Ketika Aung san Suu Kyi di tegur oleh laporan kilat PBB di Rakhine utara, nampaknya dia mendadak senyap. Peraih Nobel perdamaian itu sengaja diam ketika pemimpin de facto pemerintah sipil Myanmar terus menindas warganaya sendiri di Rohingya. Bahkan Komisaris Tinggi PBB untuk Hak Asasi Manusia Zeid Ra'ad Al Hussein berkata bahwa "Semua Tragedi pembantaian ini sengaja digerakan"

Laporan tersebut diantaranya  berisi data dokumentasi bayi yang luka dengan celah di tenggorokan, pemerkosaan massal, penyiksaan, dan desa-desa yang diratakan dengan tanah. Ini melukiskan gambaran demokrasi yang suram terhadap populasi minoritas muslim di Rohingya yang menurut PBB merupakan tindakan kejahatan terhadap kemanusiaan. Laporan yang di keluarkan pada tanggal 30 September oleh UN OHCHR, mengatakan ratusan orang telah terbunuh.

Namun Suu Kyi menjawab kritikan internasional atas kesunyiannya terhadap situasi tersebut karena warga Rohingya tidak memiliki kewarganegaraan.

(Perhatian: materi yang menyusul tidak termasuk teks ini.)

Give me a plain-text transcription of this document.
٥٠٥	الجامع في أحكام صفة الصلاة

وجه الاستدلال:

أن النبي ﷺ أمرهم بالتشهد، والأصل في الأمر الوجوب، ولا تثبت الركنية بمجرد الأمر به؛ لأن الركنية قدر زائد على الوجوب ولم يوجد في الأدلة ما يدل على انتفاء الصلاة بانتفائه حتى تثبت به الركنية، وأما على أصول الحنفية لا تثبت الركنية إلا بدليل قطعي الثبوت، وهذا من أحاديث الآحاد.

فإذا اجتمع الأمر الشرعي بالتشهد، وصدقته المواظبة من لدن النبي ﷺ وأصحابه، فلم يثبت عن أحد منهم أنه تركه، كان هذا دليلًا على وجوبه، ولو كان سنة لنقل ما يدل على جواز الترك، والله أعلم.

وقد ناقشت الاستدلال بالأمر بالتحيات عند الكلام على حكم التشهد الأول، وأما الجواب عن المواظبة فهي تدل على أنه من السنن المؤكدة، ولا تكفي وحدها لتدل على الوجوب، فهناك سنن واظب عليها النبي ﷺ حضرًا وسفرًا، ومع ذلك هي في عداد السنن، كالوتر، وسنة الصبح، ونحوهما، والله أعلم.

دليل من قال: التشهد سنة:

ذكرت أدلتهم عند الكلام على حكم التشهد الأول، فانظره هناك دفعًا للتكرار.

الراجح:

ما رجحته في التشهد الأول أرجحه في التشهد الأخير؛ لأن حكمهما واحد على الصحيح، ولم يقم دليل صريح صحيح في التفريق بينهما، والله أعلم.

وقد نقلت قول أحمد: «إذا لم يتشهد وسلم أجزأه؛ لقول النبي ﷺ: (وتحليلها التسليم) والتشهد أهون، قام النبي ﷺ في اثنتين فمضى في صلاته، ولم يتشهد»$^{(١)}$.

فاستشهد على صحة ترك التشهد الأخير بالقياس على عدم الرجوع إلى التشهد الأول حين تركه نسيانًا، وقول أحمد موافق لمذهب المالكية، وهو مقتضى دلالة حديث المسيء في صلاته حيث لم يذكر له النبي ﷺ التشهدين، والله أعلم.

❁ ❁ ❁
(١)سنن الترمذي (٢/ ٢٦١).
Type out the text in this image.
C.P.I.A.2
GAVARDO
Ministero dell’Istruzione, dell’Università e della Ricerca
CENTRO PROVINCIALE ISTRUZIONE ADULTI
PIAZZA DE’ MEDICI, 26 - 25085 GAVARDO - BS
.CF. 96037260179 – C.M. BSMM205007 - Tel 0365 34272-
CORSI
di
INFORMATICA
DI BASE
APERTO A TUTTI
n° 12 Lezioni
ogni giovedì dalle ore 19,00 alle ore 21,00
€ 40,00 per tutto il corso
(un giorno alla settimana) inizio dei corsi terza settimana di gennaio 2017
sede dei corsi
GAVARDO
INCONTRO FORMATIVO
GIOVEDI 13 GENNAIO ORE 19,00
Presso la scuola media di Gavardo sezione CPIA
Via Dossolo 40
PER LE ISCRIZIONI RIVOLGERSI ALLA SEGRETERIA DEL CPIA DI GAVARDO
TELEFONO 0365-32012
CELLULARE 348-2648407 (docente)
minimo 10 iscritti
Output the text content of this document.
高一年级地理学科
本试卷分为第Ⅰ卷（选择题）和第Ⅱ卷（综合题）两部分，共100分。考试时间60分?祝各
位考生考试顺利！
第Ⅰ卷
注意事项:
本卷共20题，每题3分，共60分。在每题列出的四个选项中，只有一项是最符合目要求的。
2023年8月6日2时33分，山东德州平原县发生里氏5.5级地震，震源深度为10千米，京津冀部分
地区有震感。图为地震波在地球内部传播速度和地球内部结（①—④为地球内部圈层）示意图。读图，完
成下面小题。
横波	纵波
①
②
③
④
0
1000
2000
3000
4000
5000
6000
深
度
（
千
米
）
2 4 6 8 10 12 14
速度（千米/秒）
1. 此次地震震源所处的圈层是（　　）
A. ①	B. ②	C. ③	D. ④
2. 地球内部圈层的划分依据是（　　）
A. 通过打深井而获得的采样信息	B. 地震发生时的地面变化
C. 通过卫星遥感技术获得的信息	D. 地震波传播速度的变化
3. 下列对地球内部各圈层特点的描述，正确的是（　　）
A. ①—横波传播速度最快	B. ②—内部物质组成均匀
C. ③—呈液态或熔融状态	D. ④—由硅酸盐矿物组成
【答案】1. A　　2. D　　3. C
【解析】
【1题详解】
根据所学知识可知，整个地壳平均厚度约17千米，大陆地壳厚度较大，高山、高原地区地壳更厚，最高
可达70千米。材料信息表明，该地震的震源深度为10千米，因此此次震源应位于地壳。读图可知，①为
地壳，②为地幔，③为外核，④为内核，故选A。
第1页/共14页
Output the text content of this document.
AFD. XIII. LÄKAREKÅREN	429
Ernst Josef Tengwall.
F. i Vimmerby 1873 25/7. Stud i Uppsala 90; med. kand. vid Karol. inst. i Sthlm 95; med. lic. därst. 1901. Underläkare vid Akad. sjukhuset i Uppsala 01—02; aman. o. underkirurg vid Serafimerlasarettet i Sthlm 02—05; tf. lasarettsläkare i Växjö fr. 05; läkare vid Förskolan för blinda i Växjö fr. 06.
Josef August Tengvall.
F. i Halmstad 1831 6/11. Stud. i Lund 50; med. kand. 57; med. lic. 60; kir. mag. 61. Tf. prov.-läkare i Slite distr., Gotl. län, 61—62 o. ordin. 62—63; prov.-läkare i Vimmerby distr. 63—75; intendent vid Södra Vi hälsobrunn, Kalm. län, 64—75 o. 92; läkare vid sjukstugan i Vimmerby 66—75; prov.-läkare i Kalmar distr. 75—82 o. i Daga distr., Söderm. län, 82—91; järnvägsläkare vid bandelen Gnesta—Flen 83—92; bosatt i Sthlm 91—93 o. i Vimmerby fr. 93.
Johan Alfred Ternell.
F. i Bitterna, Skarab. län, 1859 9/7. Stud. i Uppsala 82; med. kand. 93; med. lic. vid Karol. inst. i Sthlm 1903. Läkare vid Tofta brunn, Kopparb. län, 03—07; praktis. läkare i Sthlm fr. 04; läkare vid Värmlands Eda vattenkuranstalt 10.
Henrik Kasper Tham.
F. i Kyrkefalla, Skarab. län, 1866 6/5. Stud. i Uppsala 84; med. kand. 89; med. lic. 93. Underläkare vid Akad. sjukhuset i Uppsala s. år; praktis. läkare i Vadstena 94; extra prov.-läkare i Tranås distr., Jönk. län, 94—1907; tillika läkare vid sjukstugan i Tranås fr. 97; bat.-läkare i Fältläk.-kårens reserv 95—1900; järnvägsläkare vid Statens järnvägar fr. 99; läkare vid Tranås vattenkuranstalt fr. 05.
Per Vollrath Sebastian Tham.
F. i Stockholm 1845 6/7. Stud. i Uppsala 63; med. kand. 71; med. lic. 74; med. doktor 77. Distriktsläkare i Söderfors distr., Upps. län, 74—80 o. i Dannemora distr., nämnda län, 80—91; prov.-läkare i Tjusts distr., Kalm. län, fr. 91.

Alih-alih dengan tidak mengungkapkan keprihatinan atas tuduhan yang sangat serius, ia malah membantah semua pelanggaran yang dituduhkan itu karena "operasi pembersihan" militer dilakukan karena menyusul serangan terhadap pos polisi perbatasan pada 9 Oktober menyebabkan sembilan orang tewas yang diduga telah dilakukan oleh kelompok pemberontak Harakah Al Yakin dari Rohingya.

Sebuah penyelidikan oleh pemerinyah Myanmar oleh politisi yang memiliki hubungan militer kenetralitasannya pun dipertanyakan. Ia berkata "Operasi pembersihan akan dinyatakan berakhir jika ditemukan bukti nyata pelanggarannya ditemukan"

lagi-lagi pemegang Nobel perdamaian itu pun kembali gagal ketika berbicara sebagai pemimpin nasional ketika tidak bisa menjawab pertanyaan atas komitmennya terhadap Hak Asasi Manusia atas tindakan represif militernya.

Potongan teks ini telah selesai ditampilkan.